Let a child be a child, for God’s sake!


Then we have in Texas, a drag show with armed ANTIFA in black out clothing forming a perimeter. What the hell kind of message does that send?

What does a child think of that?

Especially after Uvalde and all the noise about AR-15s being dangerous. ”Only bad people carry AR-15s, run and hide if you see someone with one of those”.

Then 6 weeks later that same parent is saying, “come on in here don’t worry about the rifles.

You’ve already got a confused child, then you subject them to bad drag.

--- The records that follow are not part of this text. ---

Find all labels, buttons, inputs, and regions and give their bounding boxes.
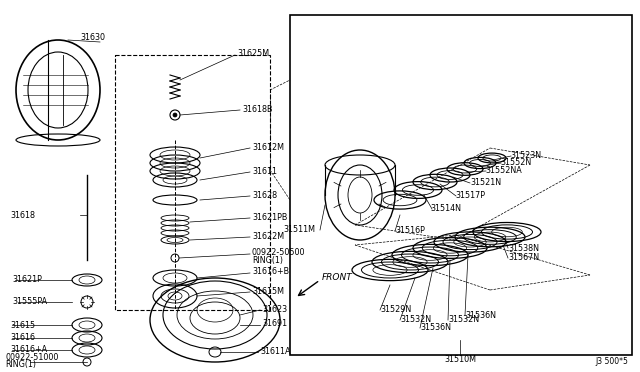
Text: 31623: 31623 (262, 305, 287, 314)
Text: 31529N: 31529N (380, 305, 412, 314)
Text: 31516P: 31516P (395, 225, 425, 234)
Text: 31622M: 31622M (252, 231, 284, 241)
Circle shape (173, 113, 177, 117)
Text: 31616: 31616 (10, 334, 35, 343)
Text: 00922-51000: 00922-51000 (5, 353, 58, 362)
Text: 31618: 31618 (10, 211, 35, 219)
Text: 31691: 31691 (262, 320, 287, 328)
Text: 31615: 31615 (10, 321, 35, 330)
Text: J3 500*5: J3 500*5 (595, 357, 628, 366)
Text: 31523N: 31523N (510, 151, 541, 160)
Text: 31510M: 31510M (444, 356, 476, 365)
Text: 31552NA: 31552NA (485, 166, 522, 174)
Bar (115, 55, 270, 310)
Text: 31532N: 31532N (400, 315, 431, 324)
Text: 31555PA: 31555PA (12, 296, 47, 305)
Text: 31618B: 31618B (242, 105, 273, 113)
Text: 31615M: 31615M (252, 286, 284, 295)
Text: 31625M: 31625M (237, 48, 269, 58)
Text: 31611: 31611 (252, 167, 277, 176)
Text: 31552N: 31552N (500, 157, 531, 167)
Text: 31621P: 31621P (12, 275, 42, 283)
Text: FRONT: FRONT (322, 273, 353, 282)
Text: 31616+B: 31616+B (252, 267, 289, 276)
Text: 31521N: 31521N (470, 177, 501, 186)
Text: 31616+A: 31616+A (10, 346, 47, 355)
Text: 31517P: 31517P (455, 190, 485, 199)
Text: 31532N: 31532N (448, 315, 479, 324)
Text: 31514N: 31514N (430, 203, 461, 212)
Text: 31612M: 31612M (252, 142, 284, 151)
Text: 31567N: 31567N (508, 253, 539, 263)
Text: RING(1): RING(1) (5, 360, 36, 369)
Bar (290, 15, 632, 355)
Text: 31511M: 31511M (283, 224, 315, 234)
Text: 31538N: 31538N (508, 244, 539, 253)
Text: 31536N: 31536N (465, 311, 496, 320)
Text: 31630: 31630 (80, 32, 105, 42)
Text: 31611A: 31611A (260, 346, 291, 356)
Text: 31628: 31628 (252, 190, 277, 199)
Text: 00922-50500: 00922-50500 (252, 247, 305, 257)
Text: 31536N: 31536N (420, 324, 451, 333)
Text: 31621PB: 31621PB (252, 212, 287, 221)
Text: RING(1): RING(1) (252, 256, 283, 264)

If that doesn’t cause a fear of clowns and makeup, I’ll be surprised.

Pennywise from IT

It’s long past time for the LGB community to stand up. It’s time for us to put a stop to this because we’re uniquely in a position to do so. The trans activists have hitched their wagon to the LGB community and the community has allowed it.

So now it’s our responsibility. We allowed this mess to be made it’s on us to clean it up!

Are we willing to let everything we fought so hard to gain be corrupted and stripped away by the actions of a fringe group of trans activists?

Are we willing to be shamed back into the closet by 1% of the population who simply choose to hitch their wagon to ours?

Will we allow all that we’ve accomplished to be degraded back to things like; Gays can’t marry, can’t have jobs, can’t have places to live, sodomy laws, and all that we managed to fix so that we can be thought of as equal?

I for one refuse!

I like being LGB and being treated with respect and normalcy. I like being able to get my freak on without worry of someone ratting me out to the cops for immoral behavior.

This trans activist bullshit has got to stop.

There are things that Trans folks need to have addressed. But not everyone is Trans!

How dare Trans activists imply that if someone likes the same sex they’d be happier transitioning to the opposite sex. There are little boys and little girls right now who would probably grow up CIS and LGB and be quite happy about it.

Those children deserve to discover their preferences in their own time, in their own way. How many boys and girls will have that joy of discovery ripped away from them by people deciding for them?

Isn’t that the same thing the Trans activists are saying is so wrong, when they say things like a Doctor assigns sex at birth?

Where have all the heroes gone? I’m sure as hell not a hero but if I’m all there is, then I’ll do my best.


Not Thad. But they’re cut from the same cloth

Thad – where ever you are now. 40 some odd years ago, you taught a green young man being gay or bi didn’t make you less a man, as men we still had responsibilities to protect those who couldn’t protect themselves. You taught me that gay or bi didn’t have to be my whole personality, it was just a part of who I was. You gave me a memory of decency and strength. I’m eternally grateful.